The proposed changes to federal anti-kickback laws contain many favorable features, explains Thomas N. Bulleit, JD, partner with Ropes & Gray in Washington, DC. These include:

  • The changes would alter the Anti-Kickback Statute so that the onerous requirements for documenting part-time arrangements would be removed from the personal services safe harbor, allowing more arrangements to qualify;
  • Outcome-based payments (except from drugmakers, DMEPOS sellers, and laboratories) would be removed from the definition of remuneration, Bulleit notes.

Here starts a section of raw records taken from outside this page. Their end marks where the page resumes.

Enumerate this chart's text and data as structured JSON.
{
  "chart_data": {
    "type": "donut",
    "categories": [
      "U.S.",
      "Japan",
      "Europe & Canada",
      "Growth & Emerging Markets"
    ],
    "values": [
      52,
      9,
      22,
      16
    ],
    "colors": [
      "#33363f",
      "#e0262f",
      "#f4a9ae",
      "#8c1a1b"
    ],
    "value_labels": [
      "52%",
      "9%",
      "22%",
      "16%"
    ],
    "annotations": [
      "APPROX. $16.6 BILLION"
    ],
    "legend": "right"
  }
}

A payment would be outcome-based if it resulted from a collaboration to measurably improve quality of care or appropriately and materially reduce costs (or growth of expenditures) while maintaining or improving quality of care;
  • Services paid under the Inpatient Prospective Payment System would be removed from the definition of DHS. This would free up hospital relationships with physicians who do not make use of hospital outpatient services, Bulleit says;
  • The definition of fair market value would no longer be qualified by the requirement that the measurement be based on an arms-length transaction between parties not otherwise in a position to generate business for each other;
  • Productivity bonuses paid to physicians in a group practice could be based not only on personally performed services, but also on “incident to” services performed by nonphysician staff, Bulleit says;
  • The definition of when a payment arrangement “takes into account” the volume or value of referrals or other business generated would be narrowed to apply only if the formula includes referrals that result in an effect on the physician’s compensation that positively correlates with the physician’s referrals (or based on a predetermined correlation), Bulleit explains. This also works in reverse for payments from a physician to a DHS entity. It would no longer be necessary to have Stark concerns with, for example, utilization control measures that reward a reduction in medically unnecessary services, Bulleit says;
  • A new exception would allow commercially reasonable payments of up to $3,500 per year (adjusted annually for inflation) from a DHS entity to a physician for FMV items and services provided by the physician, including space and equipment rental, but excluding percent of revenue and per-unit charges “to the extent that such charges reflect services provided to patients referred.”